The report on the Chinese man with 44 chromosomes ends with: “The aberration can provide material for evolution. … Long term isolation of a group of individuals who are homozygous for a particular Robertsonian translocation chromosome could theoretically lead to the establishment of a new human subspecies having a full genetic complement in 44 chromosomes.”

It might have happened before. Could the 48 chromosomes of a shared ancestor of humans and chimps have branched to yield our 46 chromosomes? Fusion of chimp chromosomes 12 and 13, according to banding patterns, might have generated our larger chromosome 2.

The idea of inheriting a double dose of a Robertsonian chromosome fueling human speciation isn’t new. I wrote about it in 2002 in The Scientist, wherein Lisa Schaffer, PhD, of “Paw Print Genomics” at Washington State University, Spokane, who studied Robs, speculated, "With 1 in 1,000 individuals carrying a Robertsonian translocation, the likelihood of two carriers getting together and both transmitting their translocation is 1 in 4 million--so they are out there, just phenotypically normal."

The possibility of a new human species with 44 chromosomes lends perspective to certain science fiction plots. It may explain the origin of the bluish ghoulish subterranean Morlocks who eat the sun-loving peaceful aboveground Eloi in H.G. Wells’ future world of The Time Machine, written in 1898. Or the cannibalistic screeching humanoid monsters, our descendants, that will take over the future world depicted in last summer’s Wayward Pines.

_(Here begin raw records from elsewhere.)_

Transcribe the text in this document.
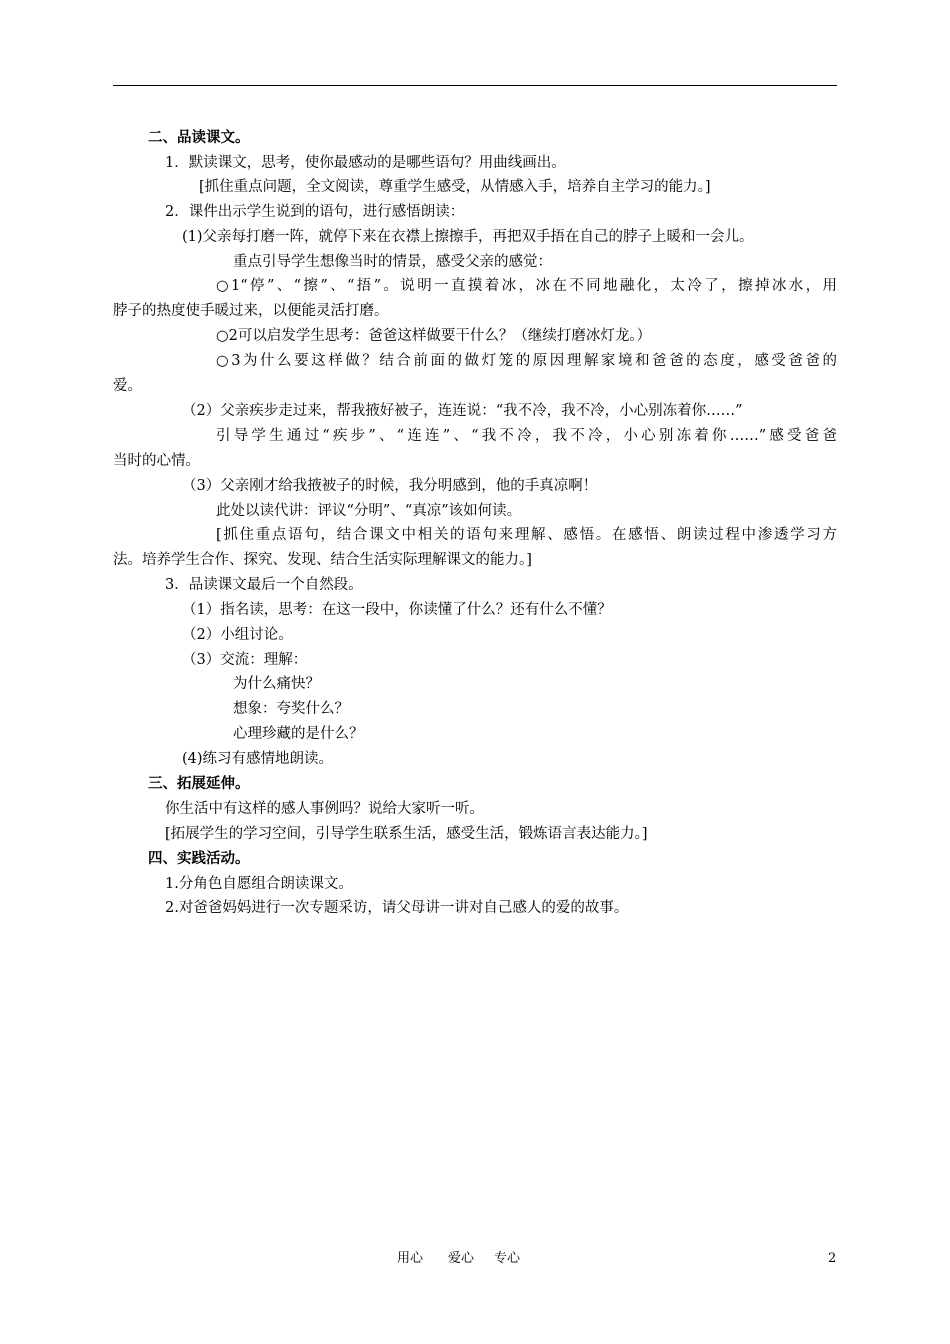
二、品读课文。
1．默读课文，思考，使你最感动的是哪些语句？用曲线画出。
[抓住重点问题，全文阅读，尊重学生感受，从情感入手，培养自主学习的能力。]
2．课件出示学生说到的语句，进行感悟朗读：
(1)父亲每打磨一阵，就停下来在衣襟上擦擦手，再把双手捂在自己的脖子上暖和一会儿。
重点引导学生想像当时的情景，感受父亲的感觉：
○1“停”、“擦”、“捂”。说明一直摸着冰，冰在不同地融化，太冷了，擦掉冰水，用
脖子的热度使手暖过来，以便能灵活打磨。
○2可以启发学生思考：爸爸这样做要干什么？（继续打磨冰灯龙。）
○3为什么要这样做？结合前面的做灯笼的原因理解家境和爸爸的态度，感受爸爸的
爱。
（2）父亲疾步走过来，帮我掖好被子，连连说：“我不冷，我不冷，小心别冻着你……”
引导学生通过“疾步”、“连连”、“我不冷，我不冷，小心别冻着你……”感受爸爸
当时的心情。
（3）父亲刚才给我掖被子的时候，我分明感到，他的手真凉啊！
此处以读代讲：评议“分明”、“真凉”该如何读。
[抓住重点语句，结合课文中相关的语句来理解、感悟。在感悟、朗读过程中渗透学习方
法。培养学生合作、探究、发现、结合生活实际理解课文的能力。]
3．品读课文最后一个自然段。
（1）指名读，思考：在这一段中，你读懂了什么？还有什么不懂？
（2）小组讨论。
（3）交流：理解：
为什么痛快？
想象：夸奖什么？
心理珍藏的是什么？
(4)练习有感情地朗读。
三、拓展延伸。
你生活中有这样的感人事例吗？说给大家听一听。
[拓展学生的学习空间，引导学生联系生活，感受生活，锻炼语言表达能力。]
四、实践活动。
1.分角色自愿组合朗读课文。
2.对爸爸妈妈进行一次专题采访，请父母讲一讲对自己感人的爱的故事。
用心 爱心 专心	2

Neither H. G. Wells or Wayward Pines’ creator Blake Crouch evoked Robertsonian translocation as a plausible route to rapid human evolution (or devolution). But sci-fi author Greg Bear came very close in his marvelous 1999 and 2003 novels Darwin's Radio and Darwin's Children.

Bear imagines that a latent retrovirus awakened in the genomes of some women pregnant in 1999 shuffled the genomes of a new generation in ways that create cells with 52 chromosomes instead of 46, thereby instantly creating a group that can successfully mate only among themselves. You’ll have to read the books to learn how and why the “virus children” are superior. Forced into camps by the fearful majority, they establish their own culture, further separating the two types of people. It is a compelling depiction of reproductive isolation leading, presumably, to speciation, with an initial chromosomal event as the impetus.

I spoke to Bear back in 2004, again for The Scientist. A self-taught scientist with a soaring imagination, Bear said, "My secrets are few. I love biology. I have been researching it in constant reading since the early 1980s. I saw very clearly that DNA must be computational, a self-organizing, self-repairing system. In the early 90s, it became clear to me that modern evolutionary theory was incomplete. I set out to find all the out-of-the-way papers that I could to prove that nature was a network, from top to bottom." The Darwin series arose from those thoughts.

I’m not very good at writing fiction and am in awe of people like Bear who can, but if I could, I’d follow up on this theme of 44-chromosome people arising and staying hidden in plain sight among those smugly having their genomes sequenced. Could social media help which, after all, wasn’t around when the Time Machine or even Darwin’s Radio were written. Alas, Facebook’s Robertsonian Translocation Support Group, founded in 2011, only has 2 posts, the first of which evokes the Lord, probably turning off those seeking scientific information.

When I’m through with my next round of textbook revisions, maybe I’ll give fiction a shot.